As an eight-year-old, America was this seemingly fictitious place that you heard about on TV and read about in books. That’s where Britney Spears, Christina Aguilera and the other pop artists we jammed to on the radio were from. I had this odd idea that everywhere in America was like Hollywood. I thought celebrities walked around, everyone was beautiful and it was sunny all the time. Touching down in Michigan made me feel like everything had suddenly changed. This wasn’t the Hollywood version of America I expected to see. This was a place where everything was big, everyone talked funny and told you that you have a nice accent. This country was far away from my grandparents, cousins and friends I’d made. The familiar was vanished, making way for a new beginning.

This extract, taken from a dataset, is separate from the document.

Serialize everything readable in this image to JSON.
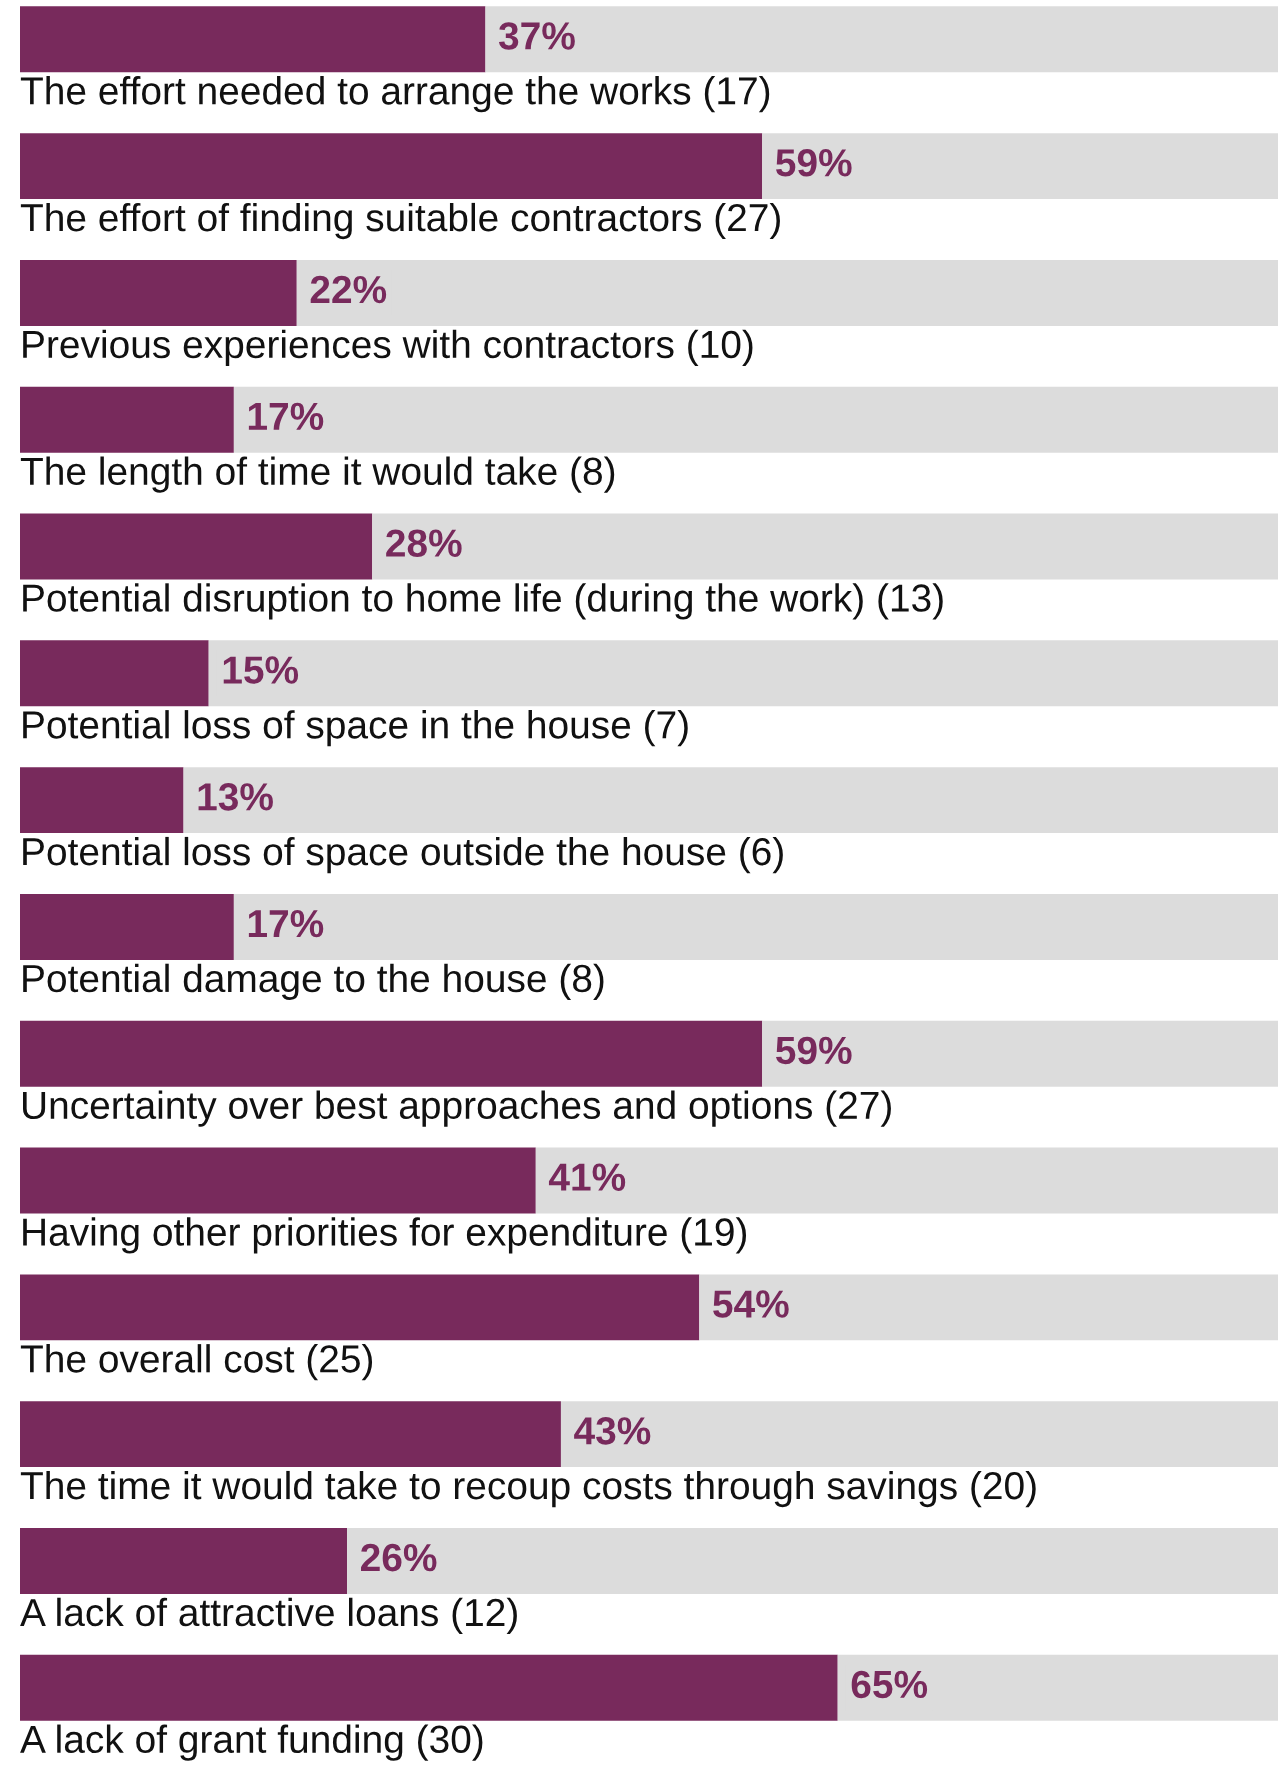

A three-to-five-year assignment has so far turned into 12 and has completely changed the way I deal with discomfort and challenge. Though I previously felt negatively about my move to America, I am now grateful for it and even call Michigan my home. In the beginning, it seemed too foreign and distant from my life for me to adjust. Feeling fully comfortable in this new environment felt light years away. The move taught me at a young age what it meant to be different. It taught me how to adjust, and it taught me to persevere. For a while, I hid my differences, did my best to fit in and mold. My accent and verbiage changed quickly, I grew accustomed to not having a school uniform, and I avoided all possible conversations that might give away my facade. However, as I move through my junior year in college, I am becoming more comfortable with that difference, and even using the experience to my advantage. I never took the time to realize the small things I learned, the nuances my background gives me and how, even as a third grader, I was given the room to grow and gain responsibility.

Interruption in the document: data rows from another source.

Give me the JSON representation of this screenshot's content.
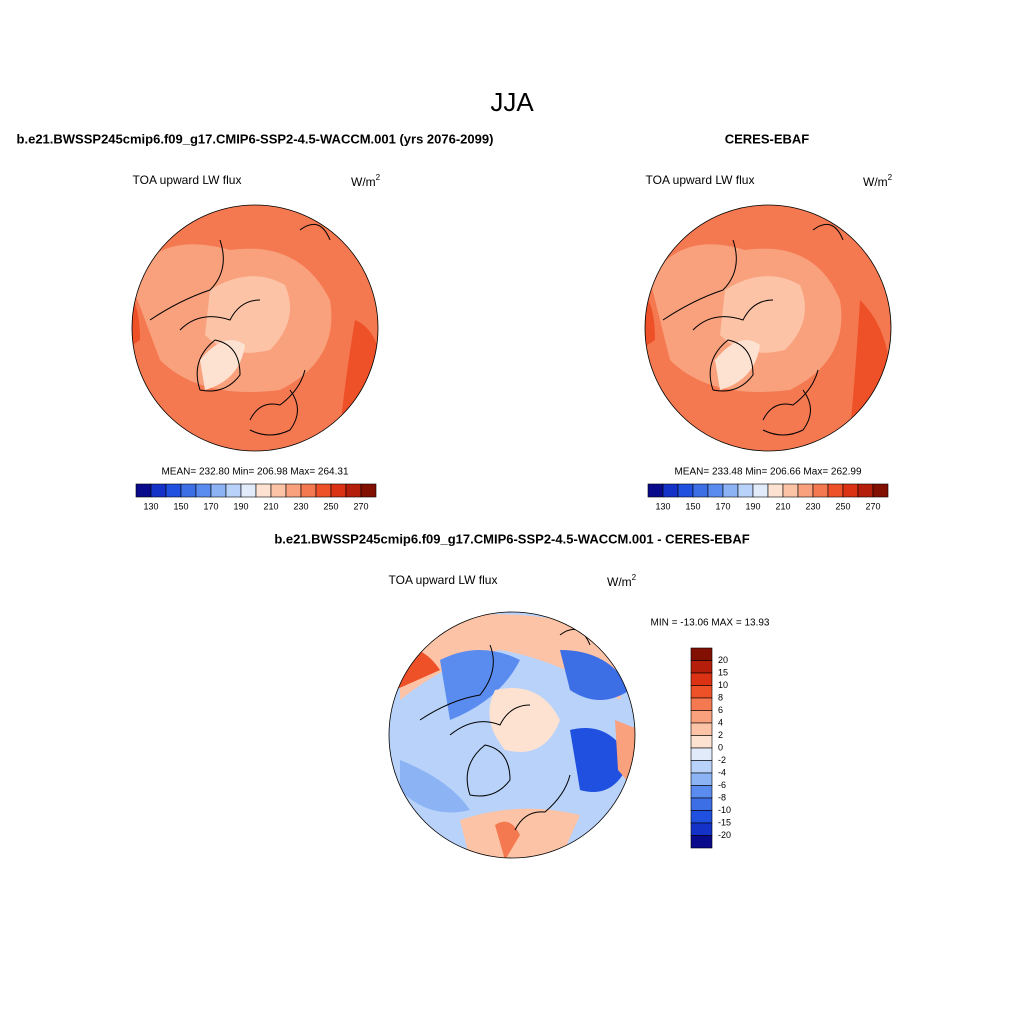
{
  "title": "JJA",
  "panels": [
    {
      "title": "b.e21.BWSSP245cmip6.f09_g17.CMIP6-SSP2-4.5-WACCM.001 (yrs 2076-2099)",
      "variable": "TOA upward LW flux",
      "units": {
        "base": "W/m",
        "sup": "2"
      },
      "stats": "MEAN= 232.80  Min= 206.98  Max= 264.31"
    },
    {
      "title": "CERES-EBAF",
      "variable": "TOA upward LW flux",
      "units": {
        "base": "W/m",
        "sup": "2"
      },
      "stats": "MEAN= 233.48  Min= 206.66  Max= 262.99"
    },
    {
      "title": "b.e21.BWSSP245cmip6.f09_g17.CMIP6-SSP2-4.5-WACCM.001 - CERES-EBAF",
      "variable": "TOA upward LW flux",
      "units": {
        "base": "W/m",
        "sup": "2"
      },
      "stats": "MIN = -13.06 MAX =  13.93"
    }
  ],
  "colorbar": {
    "labels": [
      "130",
      "150",
      "170",
      "190",
      "210",
      "230",
      "250",
      "270"
    ],
    "colors": [
      "#0a0a8c",
      "#1432c8",
      "#2050e0",
      "#3c6ee6",
      "#5a8cf0",
      "#8cb4f5",
      "#b8d2fa",
      "#e1ebfa",
      "#fde2d2",
      "#fcc3a6",
      "#f9a07c",
      "#f47850",
      "#ee5028",
      "#dc3214",
      "#b41e0a",
      "#821002"
    ]
  },
  "diff_colorbar": {
    "labels": [
      "20",
      "15",
      "10",
      "8",
      "6",
      "4",
      "2",
      "0",
      "-2",
      "-4",
      "-6",
      "-8",
      "-10",
      "-15",
      "-20"
    ],
    "colors": [
      "#821002",
      "#b41e0a",
      "#dc3214",
      "#ee5028",
      "#f47850",
      "#f9a07c",
      "#fcc3a6",
      "#fde2d2",
      "#e1ebfa",
      "#b8d2fa",
      "#8cb4f5",
      "#5a8cf0",
      "#3c6ee6",
      "#2050e0",
      "#1432c8",
      "#0a0a8c"
    ]
  }
}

My move across the ocean has helped me become comfortable with the idea of being alone in a new city. When looking for internships and opportunities for next summer, I have no location preference. Starting a life in a new place doesn’t terrify me, as it may others. I learned what it takes to build a life somewhere when I was in third grade.
I also learned to adjust and be flexible. Moving to a new place requires you to stretch to your comfort zone. You have to be aware that you are different in almost every regard. Even moving across the country will give one a sense of being an outsider that has never been felt before. My ability to work around that discomfort, and even thrive in it, has helped me immensely in stepping out of my comfort zone at school.
Lastly, I embrace that my background makes me different. This year in particular, I have been a lot more verbal and open about my international upbringing. I’ve slowly come to realize that what makes me different is what makes me special. It’s not something to hide, but rather something to highlight.
As I reflect about my move to America, I no longer feel cheated. I don’t feel like my childhood was drastically altered or that I missed out on the things that other kids got to experience. I’m grateful for the way my upbringing has affected the person I am today. Seven years after a three-to-five-year assignment, I am thankful for my immigration to the United States. So, thanks, Mom and Dad, for real this time, for moving us across the world.